Prior to that, as a city ecologist describes it, "...the area wasn't a park but was instead one of those forgotten tax lots that just kind of fade into the background without anyone noticing". The article isn't clear about who owned it then, but it doesn't mention anything about the city buying the land, so I suspect it was yet another chunk of land the city owned for years and had completely forgotten about. I've run across so many of those over time that it's easy to imagine that's what was going on.
I would kind of take issue with the "without anyone noticing" bit. I notice this stuff all the time; it's just that nobody notices me.
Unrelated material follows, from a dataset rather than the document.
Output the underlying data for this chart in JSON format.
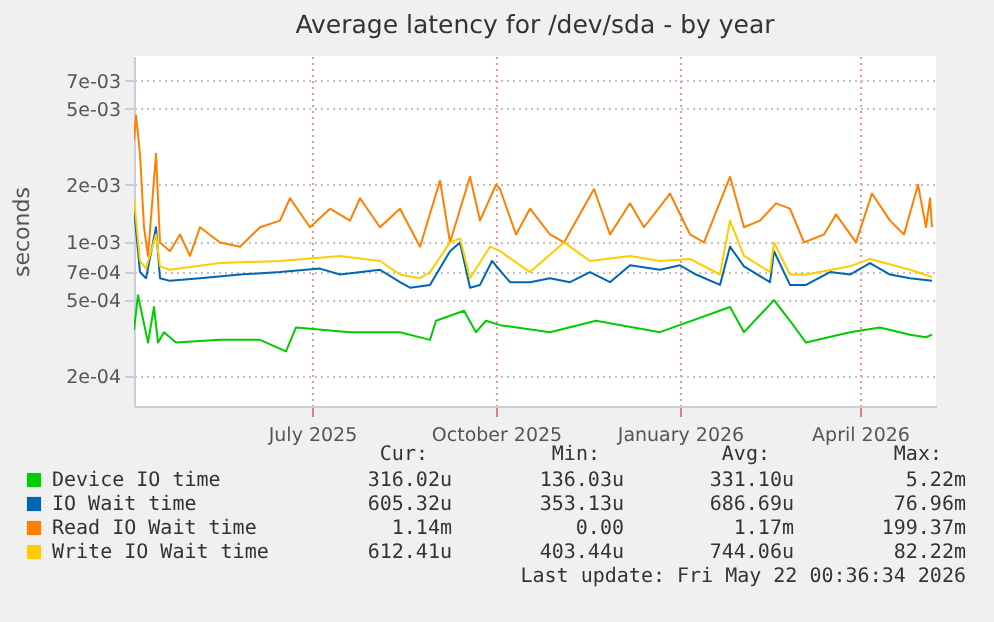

But I digress.
The city's 2009 vegetation unit survey for the place (map, detail pdf) describes the park as "Unit consists of a bank above a rocky and debris laden beach of the Willamette River." It explains the park is indeed dominated by cottonwood trees, and invasive blackberry removal has been very successful.
The survey also notes, perplexingly, that "There is a luxury homeless camp on the north part of the unit on the beach." I have no idea what a "luxury homeless camp" could possibly be. These are archive photos from back in 2007 and I didn't see anything like that at the time, but it's true the economy was in better shape back then. I haven't gone back to check, but my guess is it's a regular old homeless camp, plus a lazy proofreader at City Hall. If they can lose track of a chunk of valuable riverfront land for years, they can probably write nonsensical descriptions of it too.